On Sat, 13 Mar 2021 12:45:53 +0200 Jarkko Sakkinen wrote:
> On Fri, Mar 12, 2021 at 01:21:54PM -0800, Sean Christopherson wrote:
> > On Thu, Mar 11, 2021, Kai Huang wrote:
> > > From: Jarkko Sakkinen <jarkko@xxxxxxxxxx>
> > >
> > > EREMOVE takes a page and removes any association between that page and
> > > an enclave. It must be run on a page before it can be added into
> > > another enclave. Currently, EREMOVE is run as part of pages being freed
> > > into the SGX page allocator. It is not expected to fail.
> > >
> > > KVM does not track how guest pages are used, which means that SGX
> > > virtualization use of EREMOVE might fail.
> > >
> > > Break out the EREMOVE call from the SGX page allocator.
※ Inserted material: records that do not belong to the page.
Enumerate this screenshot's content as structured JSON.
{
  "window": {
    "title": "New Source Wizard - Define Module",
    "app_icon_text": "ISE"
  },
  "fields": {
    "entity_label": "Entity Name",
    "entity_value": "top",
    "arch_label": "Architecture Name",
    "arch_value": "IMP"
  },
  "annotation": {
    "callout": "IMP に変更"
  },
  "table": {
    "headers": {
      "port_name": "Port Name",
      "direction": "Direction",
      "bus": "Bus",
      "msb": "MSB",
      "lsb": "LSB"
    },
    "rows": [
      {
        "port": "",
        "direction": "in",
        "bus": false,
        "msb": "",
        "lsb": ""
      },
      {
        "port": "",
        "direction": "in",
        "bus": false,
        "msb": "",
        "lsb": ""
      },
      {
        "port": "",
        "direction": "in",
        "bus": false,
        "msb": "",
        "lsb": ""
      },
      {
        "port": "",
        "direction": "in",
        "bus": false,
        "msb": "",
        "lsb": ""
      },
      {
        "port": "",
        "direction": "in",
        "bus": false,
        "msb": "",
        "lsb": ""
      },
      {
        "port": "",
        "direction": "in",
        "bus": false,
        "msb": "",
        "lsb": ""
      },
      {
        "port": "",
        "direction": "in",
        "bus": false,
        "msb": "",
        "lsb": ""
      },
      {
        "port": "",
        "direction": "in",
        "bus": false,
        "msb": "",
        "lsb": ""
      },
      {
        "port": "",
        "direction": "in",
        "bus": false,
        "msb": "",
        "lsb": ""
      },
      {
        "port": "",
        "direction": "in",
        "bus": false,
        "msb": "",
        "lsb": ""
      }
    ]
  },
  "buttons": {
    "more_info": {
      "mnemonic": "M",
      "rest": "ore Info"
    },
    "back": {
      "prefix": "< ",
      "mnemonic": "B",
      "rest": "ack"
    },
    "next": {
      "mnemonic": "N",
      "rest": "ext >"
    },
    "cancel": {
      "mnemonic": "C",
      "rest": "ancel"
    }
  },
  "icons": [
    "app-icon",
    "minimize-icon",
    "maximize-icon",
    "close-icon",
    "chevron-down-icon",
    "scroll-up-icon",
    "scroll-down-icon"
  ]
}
This will allow
> > > the SGX virtualization code to use the allocator directly. (SGX/KVM
> > > will also introduce a more permissive EREMOVE helper).
> > >
> > > Implement original sgx_free_epc_page() as sgx_encl_free_epc_page() to be
> > > more specific that it is used to free EPC page assigned to one enclave.
> > > Print an error message when EREMOVE fails to explicitly call out EPC
> > > page is leaked, and requires machine reboot to get leaked pages back.
> > >
> > > Signed-off-by: Jarkko Sakkinen <jarkko@xxxxxxxxxx>
> > > Co-developed-by: Kai Huang <kai.huang@xxxxxxxxx>
> > > Acked-by: Jarkko Sakkinen <jarkko@xxxxxxxxxx>
> > > Signed-off-by: Kai Huang <kai.huang@xxxxxxxxx>
> > > ---
> > > v2->v3:
> > >
> > > - Fixed bug during copy/paste which results in SECS page and va pages are not
> > > correctly freed in sgx_encl_release() (sorry for the mistake).
> > > - Added Jarkko's Acked-by.
> >
> > That Acked-by should either be dropped or moved above Co-developed-by to make
> > checkpatch happy.
> >
> > Reviewed-by: Sean Christopherson <seanjc@xxxxxxxxxx>
>
> Oops, my bad. Yup, ack should be removed.
>
> /Jarkko

Hi Jarkko,

Your reply of your concern of this patch to the cover-letter

https://lore.kernel.org/lkml/YEkJXu262YDa8ZaK@xxxxxxxxxx/

reminds me to do more sanity check of whether removing EREMOVE in
sgx_free_epc_page() will impact other code path or not, and I think
sgx_encl_release() is not the only place should be changed:

- sgx_encl_shrink() needs to call sgx_encl_free_epc_page(), since when this is
called, the VA page can be already valid -- there are other failures can
trigger sgx_encl_shrink().

- sgx_encl_add_page() should call sgx_encl_free_epc_page() in "err_out_free:"
label, since the EPC page can be already valid when error happened, i.e. when
EEXTEND fails.

Other places should be OK per my check, but I'd prefer to just replacing all
sgx_free_epc_page() call sites in driver with sgx_encl_free_epc_page(), with
one exception: sgx_alloc_va_page(), which calls sgx_free_epc_page() when EPA
fails, in which case EREMOVE is not required for sure.

Your idea, please?

Btw, introducing a driver wrapper of sgx_free_epc_page() does make sense to me,
because virtualization has a counterpart in sgx/virt.c too.